MassTransit consumer fault handling when the destination system is down for long time

I have read the MT documentation on Error handling and faults and put some code to publish the fault and written a fault consumer to listen to the fault message after some number of retries with Polly.

I have a queue consumer gets the messages from RabbitMQ using MassTranasit and send to a cloud system through Http api. I have handled all possible exceptions and also wrapped http calls in Polly retry for transient network errors. But the problem with this approach is the message is literally abandoned from processing after the retries exhausted.

If the destination system is down for 10 hrs assume( this outage we don't know before otherwise i will plan for consumer service stop), what is the best strategy we can put with MassTransit to stop pulling the messages from Queue into Consumer? Is there a way we can stop receiving the messages based on number of failures etc..?

Thanks

1 answer

  • answered 2020-09-14 07:39 Alexey Zimarev

    You need a circuit breaker, it's a well-known pattern in distributed systems. The circuit breaker activates when the remote system is struggling under load and putting more requests to it will potentially strangle it. It would also allow you to stop sending messages to the remote system when it is down.

    The circuit breaker is available in MassTransit out of the box.

    I would also not recommend implementing retries using Polly in the consumer. MassTransit has a comprehensive set of retry policies and it also allows MassTransit to understand how many failures occur in the consumer, which is not available when you use Polly.

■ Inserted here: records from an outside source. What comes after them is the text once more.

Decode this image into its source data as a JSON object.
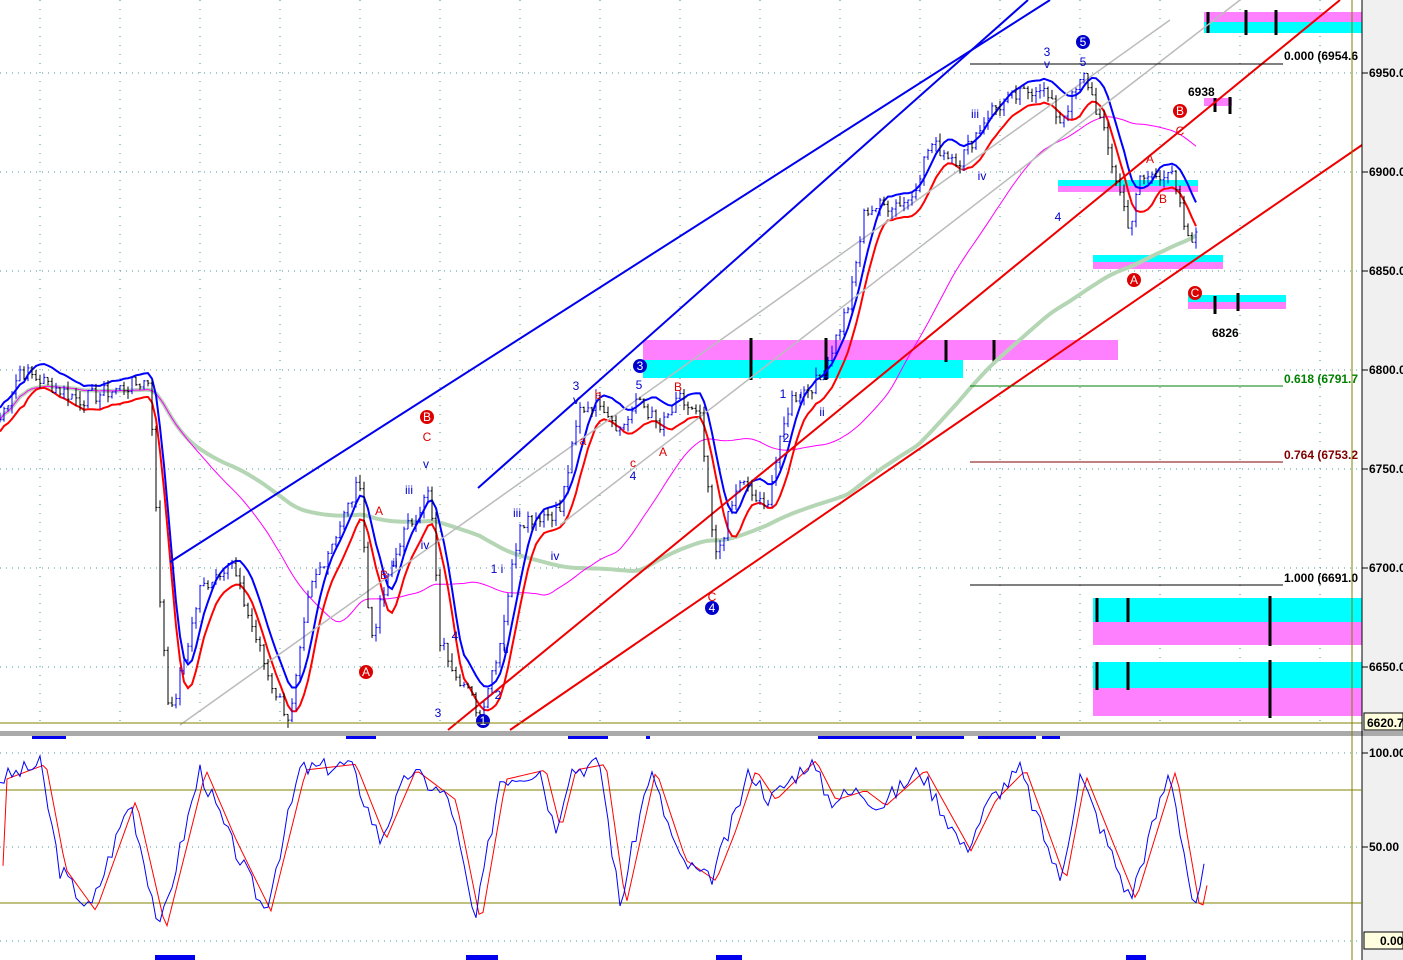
{
  "chart_data": [
    {
      "type": "line",
      "panel": "price",
      "title": "",
      "y_ticks": [
        "6950.0",
        "6900.0",
        "6850.0",
        "6800.0",
        "6750.0",
        "6700.0",
        "6650.0"
      ],
      "ylim": [
        6620.7,
        6987
      ],
      "last_value_label": "6620.7",
      "grid": true,
      "price_keypoints": {
        "x": [
          0,
          4,
          16,
          30,
          32,
          34,
          40,
          46,
          54,
          58,
          62,
          72,
          74,
          80,
          86,
          88,
          96,
          100,
          104,
          112,
          116,
          120,
          124,
          128,
          132,
          136,
          140,
          143,
          148,
          153,
          158,
          164,
          170,
          173,
          182,
          186,
          192,
          198,
          208,
          212,
          217,
          220,
          226,
          228,
          234,
          238,
          240
        ],
        "y": [
          6775,
          6800,
          6785,
          6795,
          6684,
          6623,
          6689,
          6704,
          6643,
          6623,
          6689,
          6744,
          6663,
          6714,
          6739,
          6663,
          6626,
          6663,
          6724,
          6729,
          6780,
          6785,
          6770,
          6785,
          6770,
          6785,
          6775,
          6704,
          6744,
          6729,
          6785,
          6795,
          6835,
          6881,
          6886,
          6914,
          6906,
          6931,
          6944,
          6926,
          6949,
          6926,
          6871,
          6896,
          6901,
          6861,
          6881
        ]
      },
      "fib_levels": [
        {
          "label": "0.000 (6954.6",
          "color": "#000000"
        },
        {
          "label": "0.618 (6791.7",
          "color": "#008000"
        },
        {
          "label": "0.764 (6753.2",
          "color": "#800000"
        },
        {
          "label": "1.000 (6691.0",
          "color": "#000000"
        }
      ],
      "price_annotations": [
        "6938",
        "6826"
      ],
      "wave_labels": [
        {
          "text": "5",
          "color": "#0000cc",
          "circled": true
        },
        {
          "text": "3",
          "color": "#0000cc",
          "circled": false
        },
        {
          "text": "v",
          "color": "#0000cc",
          "circled": false
        },
        {
          "text": "5",
          "color": "#0000cc",
          "circled": false
        },
        {
          "text": "iii",
          "color": "#0000cc",
          "circled": false
        },
        {
          "text": "iv",
          "color": "#0000cc",
          "circled": false
        },
        {
          "text": "4",
          "color": "#0000cc",
          "circled": false
        },
        {
          "text": "B",
          "color": "#dd0000",
          "circled": true
        },
        {
          "text": "C",
          "color": "#dd0000",
          "circled": false
        },
        {
          "text": "A",
          "color": "#dd0000",
          "circled": false
        },
        {
          "text": "B",
          "color": "#dd0000",
          "circled": false
        },
        {
          "text": "A",
          "color": "#dd0000",
          "circled": true
        },
        {
          "text": "C",
          "color": "#dd0000",
          "circled": true
        },
        {
          "text": "3",
          "color": "#0000cc",
          "circled": true
        },
        {
          "text": "5",
          "color": "#0000cc",
          "circled": false
        },
        {
          "text": "3",
          "color": "#0000cc",
          "circled": false
        },
        {
          "text": "v",
          "color": "#0000cc",
          "circled": false
        },
        {
          "text": "b",
          "color": "#dd0000",
          "circled": false
        },
        {
          "text": "a",
          "color": "#dd0000",
          "circled": false
        },
        {
          "text": "c",
          "color": "#dd0000",
          "circled": false
        },
        {
          "text": "4",
          "color": "#0000cc",
          "circled": false
        },
        {
          "text": "A",
          "color": "#dd0000",
          "circled": false
        },
        {
          "text": "B",
          "color": "#dd0000",
          "circled": false
        },
        {
          "text": "1",
          "color": "#0000cc",
          "circled": false
        },
        {
          "text": "i",
          "color": "#0000cc",
          "circled": false
        },
        {
          "text": "ii",
          "color": "#0000cc",
          "circled": false
        },
        {
          "text": "2",
          "color": "#0000cc",
          "circled": false
        },
        {
          "text": "C",
          "color": "#dd0000",
          "circled": false
        },
        {
          "text": "4",
          "color": "#0000cc",
          "circled": true
        },
        {
          "text": "B",
          "color": "#dd0000",
          "circled": true
        },
        {
          "text": "C",
          "color": "#dd0000",
          "circled": false
        },
        {
          "text": "v",
          "color": "#0000cc",
          "circled": false
        },
        {
          "text": "iii",
          "color": "#0000cc",
          "circled": false
        },
        {
          "text": "iv",
          "color": "#0000cc",
          "circled": false
        },
        {
          "text": "A",
          "color": "#dd0000",
          "circled": false
        },
        {
          "text": "B",
          "color": "#dd0000",
          "circled": false
        },
        {
          "text": "ii",
          "color": "#0000cc",
          "circled": false
        },
        {
          "text": "A",
          "color": "#dd0000",
          "circled": true
        },
        {
          "text": "4",
          "color": "#0000cc",
          "circled": false
        },
        {
          "text": "3",
          "color": "#0000cc",
          "circled": false
        },
        {
          "text": "1",
          "color": "#0000cc",
          "circled": true
        },
        {
          "text": "iii",
          "color": "#0000cc",
          "circled": false
        },
        {
          "text": "iv",
          "color": "#0000cc",
          "circled": false
        },
        {
          "text": "1 i",
          "color": "#0000cc",
          "circled": false
        },
        {
          "text": "ii",
          "color": "#0000cc",
          "circled": false
        },
        {
          "text": "2",
          "color": "#0000cc",
          "circled": false
        }
      ],
      "colors": {
        "upper_band": "#0000ff",
        "lower_band": "#ff0000",
        "ma_fast": "#ff00ff",
        "ma_slow": "#b5d6b5",
        "zone_cyan": "#00ffff",
        "zone_magenta": "#ff80ff"
      }
    },
    {
      "type": "line",
      "panel": "stochastic",
      "y_ticks": [
        "100.00",
        "50.00"
      ],
      "last_value_label": "0.00",
      "ylim": [
        0,
        100
      ],
      "series_keypoints": {
        "x": [
          0,
          8,
          12,
          18,
          26,
          32,
          40,
          46,
          53,
          60,
          70,
          76,
          82,
          90,
          95,
          100,
          108,
          111,
          114,
          120,
          124,
          130,
          136,
          142,
          146,
          150,
          154,
          162,
          166,
          172,
          176,
          184,
          193,
          198,
          204,
          212,
          216,
          226,
          234,
          239,
          241
        ],
        "y": [
          86,
          94,
          38,
          16,
          75,
          6,
          91,
          54,
          16,
          91,
          94,
          54,
          91,
          75,
          9,
          86,
          91,
          59,
          91,
          94,
          19,
          91,
          43,
          32,
          59,
          91,
          75,
          96,
          75,
          80,
          72,
          91,
          48,
          75,
          91,
          32,
          88,
          22,
          91,
          14,
          40
        ]
      },
      "colors": {
        "k": "#0000ff",
        "d": "#ff0000"
      }
    }
  ]
}
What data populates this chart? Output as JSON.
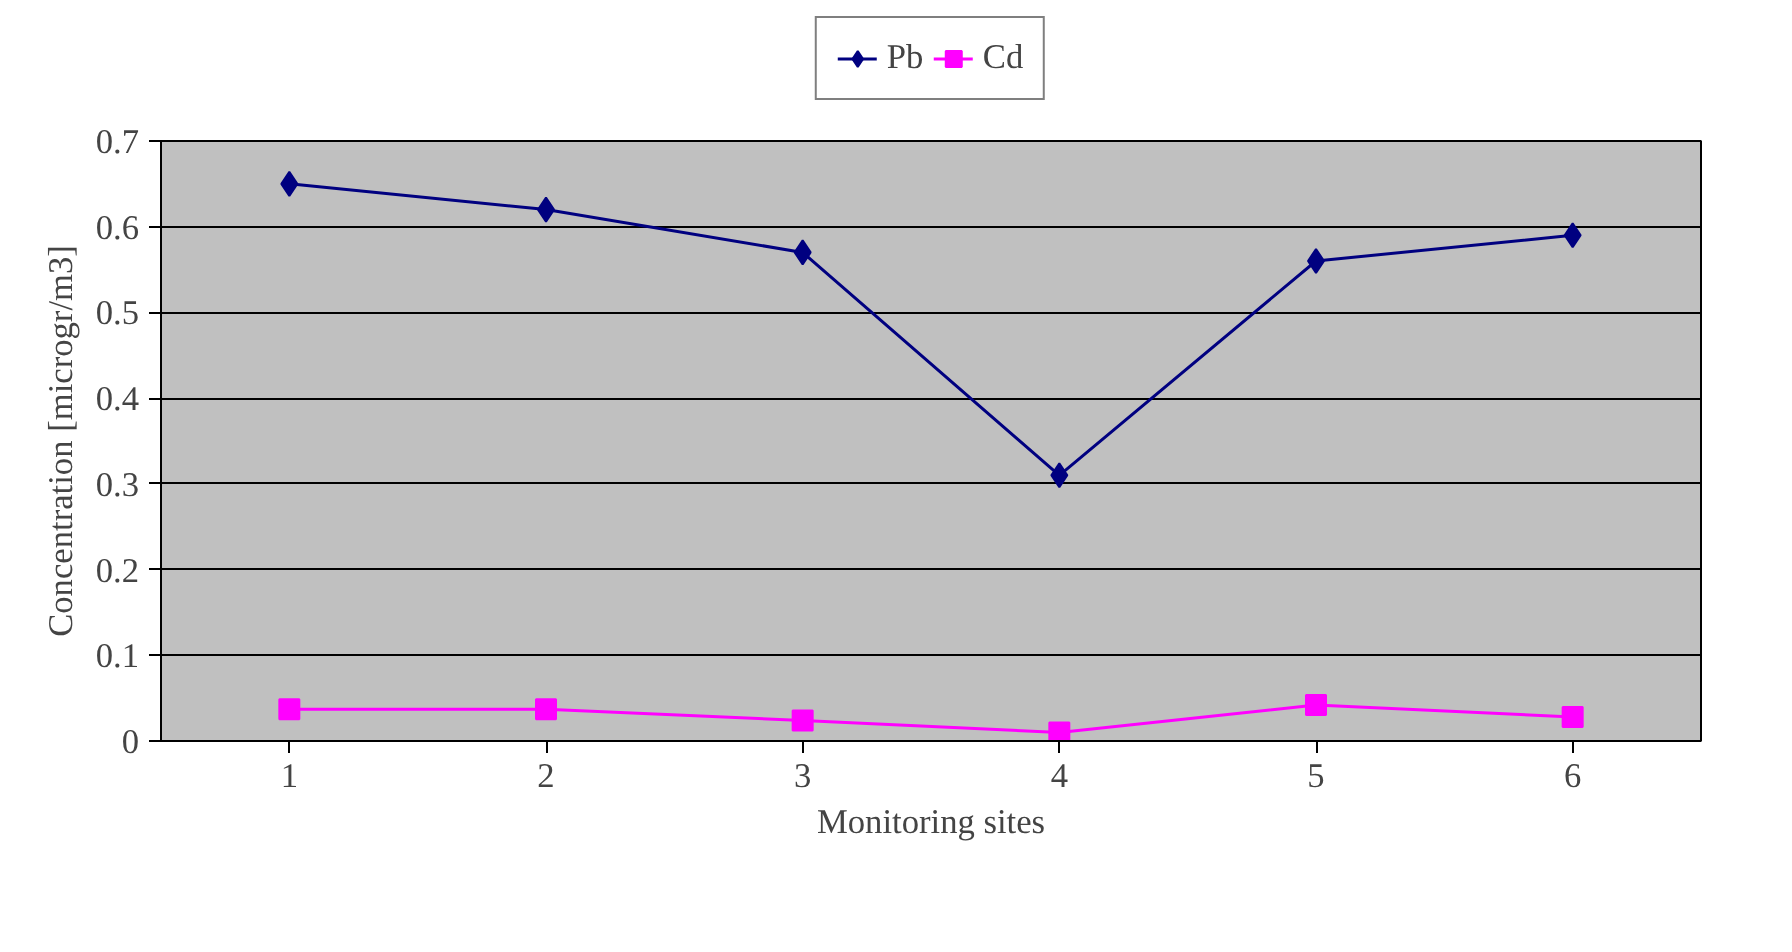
{
  "chart_data": {
    "type": "line",
    "xlabel": "Monitoring sites",
    "ylabel": "Concentration [microgr/m3]",
    "categories": [
      "1",
      "2",
      "3",
      "4",
      "5",
      "6"
    ],
    "series": [
      {
        "name": "Pb",
        "color": "#000080",
        "marker": "diamond",
        "values": [
          0.65,
          0.62,
          0.57,
          0.31,
          0.56,
          0.59
        ]
      },
      {
        "name": "Cd",
        "color": "#ff00ff",
        "marker": "square",
        "values": [
          0.037,
          0.037,
          0.024,
          0.01,
          0.042,
          0.028
        ]
      }
    ],
    "ylim": [
      0,
      0.7
    ],
    "yticks": [
      0,
      0.1,
      0.2,
      0.3,
      0.4,
      0.5,
      0.6,
      0.7
    ],
    "grid": "y",
    "legend": "top",
    "line_style": "solid"
  }
}
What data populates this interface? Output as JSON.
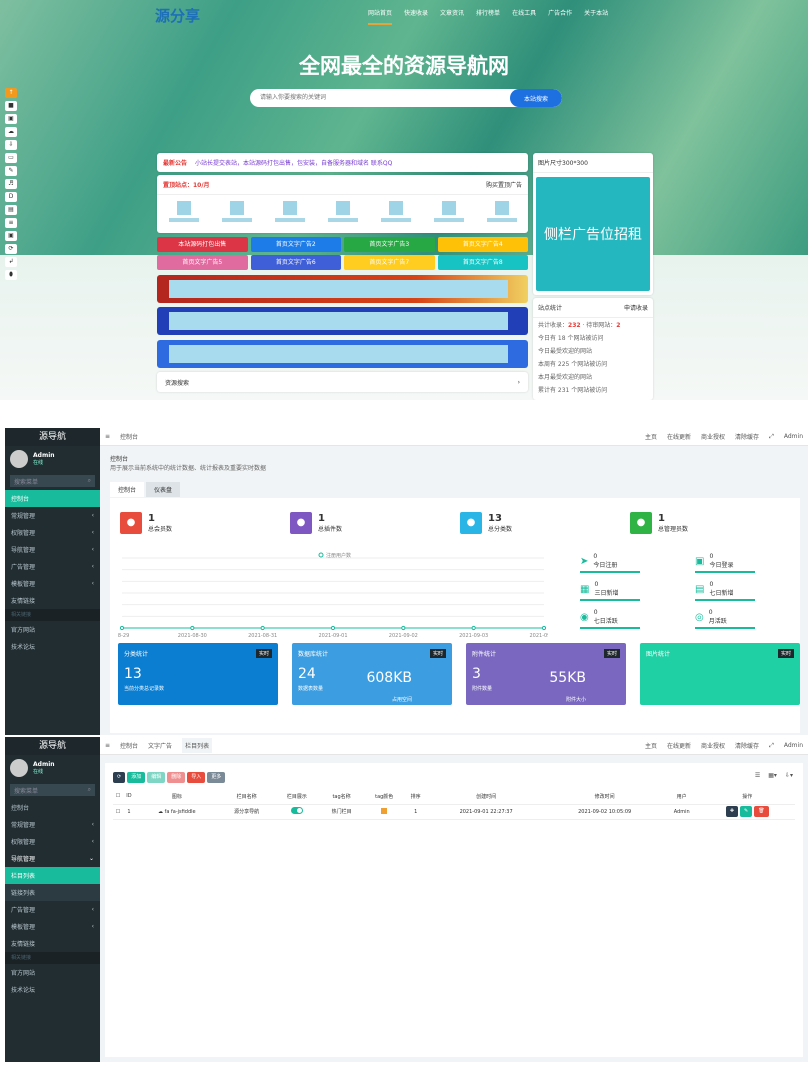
{
  "site": {
    "logo": "源分享",
    "nav": [
      "网站首页",
      "快速收录",
      "文章资讯",
      "排行榜单",
      "在线工具",
      "广告合作",
      "关于本站"
    ],
    "headline": "全网最全的资源导航网",
    "search": {
      "placeholder": "请输入你要搜索的关键词",
      "button": "本站搜索"
    },
    "float_tools": [
      "↑",
      "■",
      "▣",
      "☁",
      "⇩",
      "▭",
      "✎",
      "♬",
      "D",
      "▤",
      "≡",
      "▣",
      "⟳",
      "↲",
      "⬮"
    ],
    "notice": {
      "label": "最新公告",
      "text": "小站长提交表站，本站源码打包出售，包安装，自备服务器和域名 联系QQ"
    },
    "recommend": {
      "title": "置顶站点：10/月",
      "buy": "购买置顶广告"
    },
    "ad_buttons": [
      {
        "label": "本站源码打包出售",
        "color": "#dc3545"
      },
      {
        "label": "首页文字广告2",
        "color": "#1e7ce8"
      },
      {
        "label": "首页文字广告3",
        "color": "#28a745"
      },
      {
        "label": "首页文字广告4",
        "color": "#ffc107"
      },
      {
        "label": "首页文字广告5",
        "color": "#e06c9f"
      },
      {
        "label": "首页文字广告6",
        "color": "#3f5fd8"
      },
      {
        "label": "首页文字广告7",
        "color": "#ffcd1f"
      },
      {
        "label": "首页文字广告8",
        "color": "#17c3c3"
      }
    ],
    "resource_search": "资源搜索",
    "side_ad": {
      "title": "图片尺寸300*300",
      "text": "侧栏广告位招租",
      "color": "#25b7bf"
    },
    "stats": {
      "title": "站点统计",
      "apply": "申请收录",
      "total_label": "共计收录：",
      "total": "232",
      "pending_label": "待审网站：",
      "pending": "2",
      "lines": [
        "今日有 18 个网站被访问",
        "今日最受欢迎的网站",
        "本周有 225 个网站被访问",
        "本月最受欢迎的网站",
        "累计有 231 个网站被访问"
      ]
    }
  },
  "admin": {
    "brand": "源导航",
    "user": "Admin",
    "status": "在线",
    "search_placeholder": "搜索菜单",
    "menu": [
      "控制台",
      "常规管理",
      "权限管理",
      "导航管理",
      "广告管理",
      "模板管理",
      "友情链接"
    ],
    "submenu": [
      "栏目列表",
      "链接列表"
    ],
    "section": "相关链接",
    "links": [
      "官方网站",
      "技术论坛"
    ],
    "header": [
      "主页",
      "在线更新",
      "商业授权",
      "清除缓存"
    ],
    "dashboard": {
      "crumb": "控制台",
      "title": "控制台",
      "desc": "用于展示当前系统中的统计数据、统计报表及重要实时数据",
      "tabs": [
        "控制台",
        "仪表盘"
      ],
      "cards": [
        {
          "value": "1",
          "label": "总会员数",
          "color": "#e74c3c"
        },
        {
          "value": "1",
          "label": "总插件数",
          "color": "#7e57c2"
        },
        {
          "value": "13",
          "label": "总分类数",
          "color": "#29b6e6"
        },
        {
          "value": "1",
          "label": "总管理员数",
          "color": "#2fb344"
        }
      ],
      "chart_data": {
        "type": "line",
        "legend": "注册用户数",
        "categories": [
          "08-29",
          "2021-08-30",
          "2021-08-31",
          "2021-09-01",
          "2021-09-02",
          "2021-09-03",
          "2021-09-04"
        ],
        "values": [
          0,
          0,
          0,
          0,
          0,
          0,
          0
        ],
        "color": "#18bc9c"
      },
      "mini": [
        {
          "value": "0",
          "label": "今日注册"
        },
        {
          "value": "0",
          "label": "今日登录"
        },
        {
          "value": "0",
          "label": "三日新增"
        },
        {
          "value": "0",
          "label": "七日新增"
        },
        {
          "value": "0",
          "label": "七日活跃"
        },
        {
          "value": "0",
          "label": "月活跃"
        }
      ],
      "bottom": [
        {
          "title": "分类统计",
          "tag": "实时",
          "v1": "13",
          "f1": "当前分类总记录数",
          "color": "#0b7ed1"
        },
        {
          "title": "数据库统计",
          "tag": "实时",
          "v1": "24",
          "f1": "数据表数量",
          "v2": "608KB",
          "f2": "占用空间",
          "color": "#3c9de0"
        },
        {
          "title": "附件统计",
          "tag": "实时",
          "v1": "3",
          "f1": "附件数量",
          "v2": "55KB",
          "f2": "附件大小",
          "color": "#7a68c0"
        },
        {
          "title": "图片统计",
          "tag": "实时",
          "color": "#1fd0a4"
        }
      ]
    },
    "list": {
      "tabs": [
        "控制台",
        "文字广告",
        "栏目列表"
      ],
      "toolbar": [
        "添加",
        "编辑",
        "删除",
        "导入",
        "更多"
      ],
      "columns": [
        "ID",
        "图标",
        "栏目名称",
        "栏目展示",
        "tag名称",
        "tag颜色",
        "排序",
        "创建时间",
        "修改时间",
        "用户",
        "操作"
      ],
      "rows": [
        {
          "id": "1",
          "icon": "fa fa-jsfiddle",
          "name": "源分享导航",
          "show": true,
          "tag": "热门栏目",
          "tag_color": "#f0a030",
          "sort": "1",
          "created": "2021-09-01 22:27:37",
          "updated": "2021-09-02 10:05:09",
          "user": "Admin"
        }
      ]
    }
  }
}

For example, the circuit breaker middleware won't know about failures in a Polly-wrapped call and therefore won't be reacting properly.

    If the remote system is down for a long time (like hours, as you described), any retry policy with a limited number of attempts will eventually fail. The circuit breaker will open but it would reset from time to time and try sending calling the consumer again. Otherwise, it won't ever know when the remote system is recovered. So, you would either need to recover messages from the error queue or add the redelivery middleware.

    You can therefore configure your receive pipeline this way:

    redelivery -> circuit breaker -> retry -> consumer